SUPREME COURT OF THE UNITED STATES


No. 96—1337


COUNTY OF SACRAMENTO, et al., PETITIONERS v. TERI LEWIS and THOMAS LEWIS, personal
representative of the ESTATE
OF PHILIP LEWIS, DECEASED

ON WRIT OF CERTIORARI TO THE UNITED STATES COURT OF APPEALS FOR THE NINTH CIRCUIT

[May 26, 1998]

Chief Justice Rehnquist, concurring.

I join the opinion of the Court in this case. The first question presented in the County’s petition for certiorari is:

“Whether, in a police pursuit case, the legal standard of conduct necessary to establish a violation of substantive due process under the Fourteenth Amendment is ‘shocks the conscience’...or ‘deliberate indifference’ or ‘reckless disregard.’ ” Pet. for Cert. i.

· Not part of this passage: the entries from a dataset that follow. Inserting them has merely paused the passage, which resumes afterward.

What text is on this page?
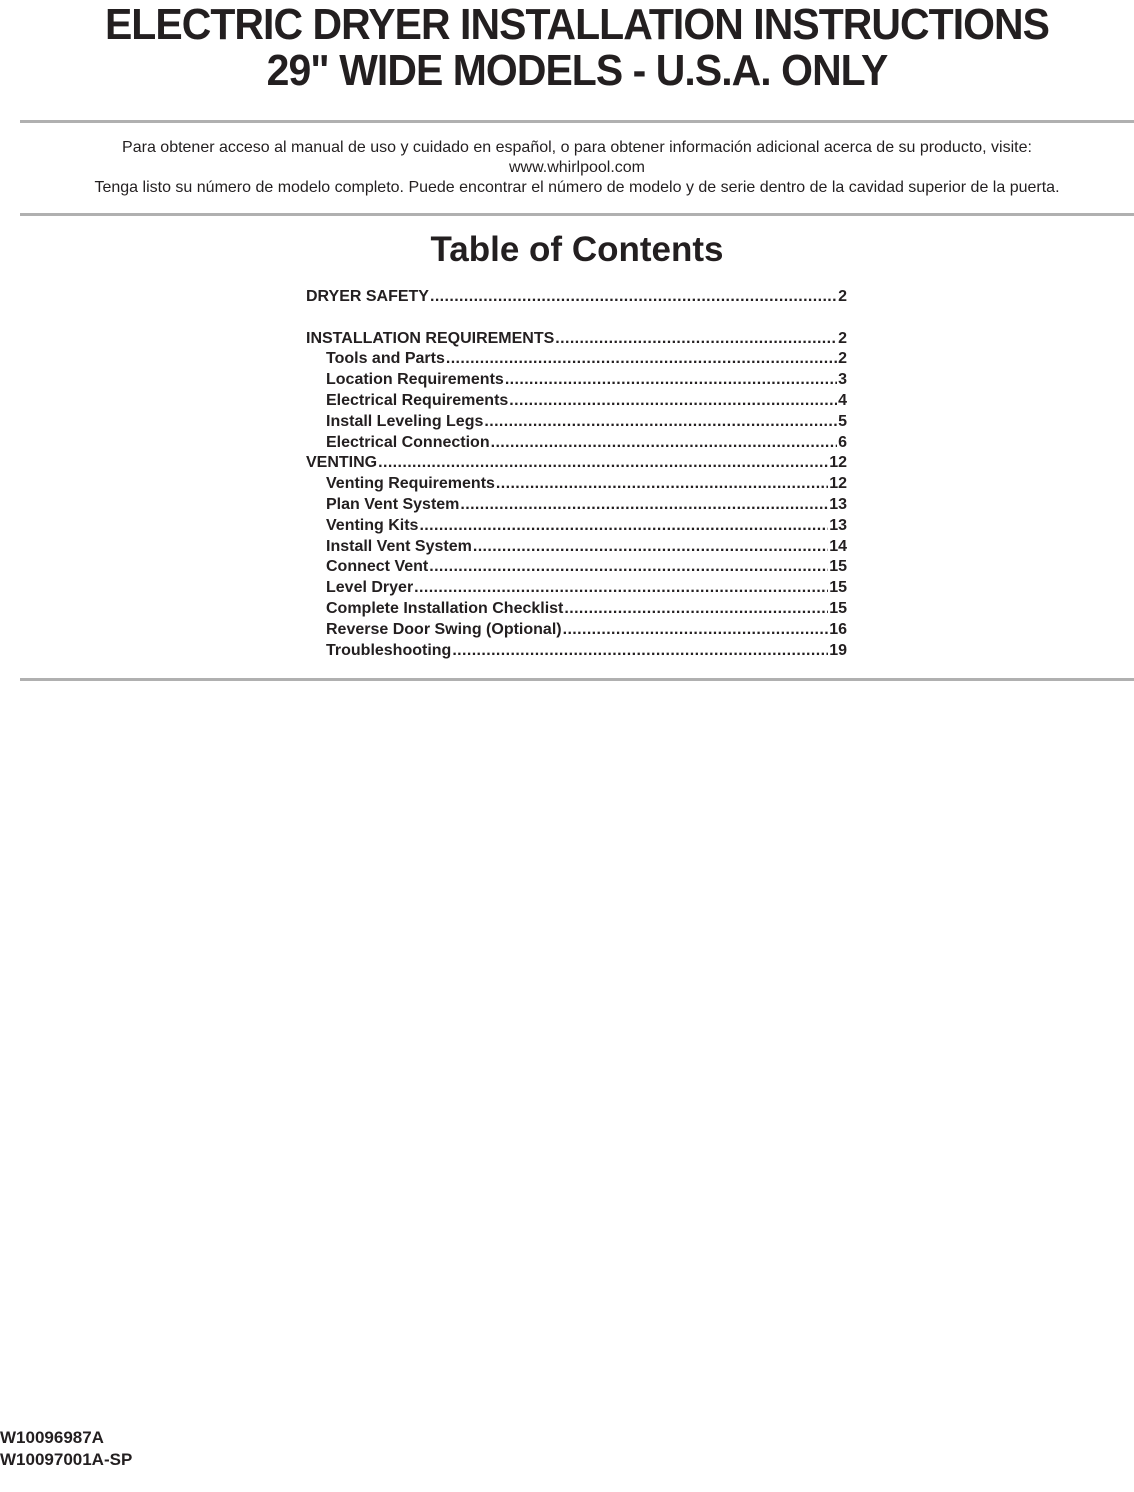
ELECTRIC DRYER INSTALLATION INSTRUCTIONS
29" WIDE MODELS - U.S.A. ONLY
Para obtener acceso al manual de uso y cuidado en español, o para obtener información adicional acerca de su producto, visite:
www.whirlpool.com
Tenga listo su número de modelo completo. Puede encontrar el número de modelo y de serie dentro de la cavidad superior de la puerta.
Table of Contents
DRYER SAFETY .....	2
INSTALLATION REQUIREMENTS .....	2
Tools and Parts .....	2
Location Requirements .....	3
Electrical Requirements .....	4
Install Leveling Legs .....	5
Electrical Connection .....	6
VENTING .....	12
Venting Requirements .....	12
Plan Vent System .....	13
Venting Kits .....	13
Install Vent System .....	14
Connect Vent .....	15
Level Dryer .....	15
Complete Installation Checklist .....	15
Reverse Door Swing (Optional) .....	16
Troubleshooting .....	19
W10096987A
W10097001A-SP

The County’s petition assumed that the constitutional question was one of substantive due process, and the parties briefed the question on that assumption. The assumption was surely not without foundation in our case law, as the Court makes clear. Ante, at 12—13. The Court is correct in concluding that “shocks the conscience” is the right choice among the alternatives posed in the question presented, and correct in concluding that this demanding standard has not been met here.